Amid festival cheer and above-normal monsoons, the consumer sentiment of urban Indians has reported a major uptick of 4.3 percentage points in October, according to the monthly LSEG-Ipsos Primary Consumer Sentiment Index (PCSI) India Report. Consumer sentiment witnessed a minor uptick of 0.4 percentage points in September, which recovered from a dip of 2.9 percentage points in August.
As the LSEG-Ipsos PCSI maps consumer sentiment on 4 sub-indices, there has been an improvement on all fronts. The PCSI current personal financial conditions sub-index (current conditions) is up by 7.7 percentage points, while the PCSI economic expectations (expectations) sub-index is up 3.3 percentage points.

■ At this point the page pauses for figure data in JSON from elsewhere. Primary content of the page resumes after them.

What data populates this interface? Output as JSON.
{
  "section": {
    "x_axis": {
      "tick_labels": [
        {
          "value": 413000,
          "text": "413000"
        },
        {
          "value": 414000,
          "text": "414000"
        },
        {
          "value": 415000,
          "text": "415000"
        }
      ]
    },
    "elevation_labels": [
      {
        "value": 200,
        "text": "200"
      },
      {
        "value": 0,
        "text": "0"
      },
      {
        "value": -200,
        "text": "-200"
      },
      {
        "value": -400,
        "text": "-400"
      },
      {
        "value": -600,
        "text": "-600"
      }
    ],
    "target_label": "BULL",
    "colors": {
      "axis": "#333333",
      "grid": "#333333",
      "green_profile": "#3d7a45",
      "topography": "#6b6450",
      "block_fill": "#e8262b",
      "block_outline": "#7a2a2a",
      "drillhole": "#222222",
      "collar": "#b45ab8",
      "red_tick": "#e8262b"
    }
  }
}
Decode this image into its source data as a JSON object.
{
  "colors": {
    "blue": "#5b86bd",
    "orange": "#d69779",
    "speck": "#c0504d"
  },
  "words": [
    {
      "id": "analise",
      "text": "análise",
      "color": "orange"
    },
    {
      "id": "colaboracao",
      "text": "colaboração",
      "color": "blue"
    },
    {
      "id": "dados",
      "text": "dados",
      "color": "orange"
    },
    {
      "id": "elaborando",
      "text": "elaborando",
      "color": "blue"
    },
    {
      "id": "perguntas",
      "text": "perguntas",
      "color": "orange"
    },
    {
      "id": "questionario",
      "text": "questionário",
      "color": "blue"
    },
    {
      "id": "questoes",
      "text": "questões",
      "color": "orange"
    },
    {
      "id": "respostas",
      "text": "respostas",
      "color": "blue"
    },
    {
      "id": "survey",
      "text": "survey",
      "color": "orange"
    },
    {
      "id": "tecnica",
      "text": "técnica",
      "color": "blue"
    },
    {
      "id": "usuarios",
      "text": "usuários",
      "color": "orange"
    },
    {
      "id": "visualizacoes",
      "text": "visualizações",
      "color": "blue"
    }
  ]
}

On the investment front, the PCSI investment climate sub-index is up 7.1 percentage points and sentiment for the PCSI employment confidence (jobs) sub-index, has seen a minor surge of 0.3 percentage points.
"Consumer sentiment has phenomenally improved for personal finances, for day-to-day household expenditure, and investments – making it conducive for customers to save and invest in big-ticket purchases, in the festival season, particularly, when marketers are doling out promotional schemes and easy financing. Confidence around the economy is seeing a major rebound, riding on good monsoons and boosted by growth in infrastructure and domestic consumption,” stated Amit Adarkar, Chief Executive Officer (CEO), Ipsos India.
Among the 29 countries, India (66.3) now holds the highest national index score. India and Indonesia (62.1) are the only countries with a national index score of 60 or higher. Ten other countries now show a national index above the 50-point mark: Singapore (58.3), Malaysia (58.2), Thailand (56.8), the U.S. (55.6), Sweden (55.4), Mexico (53.8), Brazil (53.4), the Netherlands (52.1), South Africa (51.4), and Great Britain (50.7).
In contrast, just three countries, Japan (39.3), Hungary (35.3), and Türkiye (33.0), show a National Index below the 40-point mark.